Does a finite sum of distinct prime reciprocals always give an irreducible fraction?
For distinct primes $p_1,\dots,p_n$ the fraction $S=\frac{1}{p_1}+\cdots+\frac{1}{p_n}$ is always irreducible. For if it were reducible, some $p_i$ would "cancel", without loss of generality $p_1$. So we could express $S$ as $\frac{A}{p_2p_3\cdots p_n}$.
Multiply both sides of the equation $$\frac{1}{p_1}+\frac{1}{p_2}+\cdots+\frac{1}{p_n}=\frac{A}{p_2p_3\cdots p_n}$$ by $p_2p_3\cdots p_n$. On the right-hand side we obtain an integer.

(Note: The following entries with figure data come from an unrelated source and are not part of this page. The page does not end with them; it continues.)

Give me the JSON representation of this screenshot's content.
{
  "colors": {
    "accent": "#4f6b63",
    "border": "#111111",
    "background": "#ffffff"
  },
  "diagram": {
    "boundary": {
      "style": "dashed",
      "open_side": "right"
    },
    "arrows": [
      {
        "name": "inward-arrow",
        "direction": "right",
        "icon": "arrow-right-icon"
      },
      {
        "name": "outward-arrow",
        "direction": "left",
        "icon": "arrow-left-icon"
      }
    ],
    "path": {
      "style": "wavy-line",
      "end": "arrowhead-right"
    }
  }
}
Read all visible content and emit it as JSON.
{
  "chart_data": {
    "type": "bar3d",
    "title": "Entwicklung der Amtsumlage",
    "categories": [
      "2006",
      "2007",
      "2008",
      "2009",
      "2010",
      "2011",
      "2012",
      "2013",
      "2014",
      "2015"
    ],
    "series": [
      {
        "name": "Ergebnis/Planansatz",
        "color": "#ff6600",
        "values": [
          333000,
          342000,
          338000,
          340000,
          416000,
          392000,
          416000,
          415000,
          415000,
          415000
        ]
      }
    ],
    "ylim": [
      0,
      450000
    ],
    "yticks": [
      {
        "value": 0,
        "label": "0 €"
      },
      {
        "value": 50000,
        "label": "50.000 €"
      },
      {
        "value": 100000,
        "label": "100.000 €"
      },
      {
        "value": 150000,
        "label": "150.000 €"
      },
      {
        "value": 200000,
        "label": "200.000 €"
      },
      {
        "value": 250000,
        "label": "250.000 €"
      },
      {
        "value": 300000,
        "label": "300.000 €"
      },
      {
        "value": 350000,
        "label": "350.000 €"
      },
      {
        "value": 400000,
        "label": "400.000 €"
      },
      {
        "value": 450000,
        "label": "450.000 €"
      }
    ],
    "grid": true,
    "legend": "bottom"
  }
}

On the left-hand side we do not.
As you've shown, this comes down to the question of whether $$P=\sum_{k=1}^n p_1p_2\ldots\hat p_k\ldots p_n$$ and $p_1\ldots p_n$ are coprime, where $\hat a$ means that the product excludes $a$.
The only candidates for common prime factors are the $p_i$. But
$$S\equiv p_1p_2\ldots\hat p_i\ldots p_n\pmod {p_i}$$which is nonzero as the primes are distinct and not equal to $p_i$. Hence $p_i\nmid S$ for each $i$.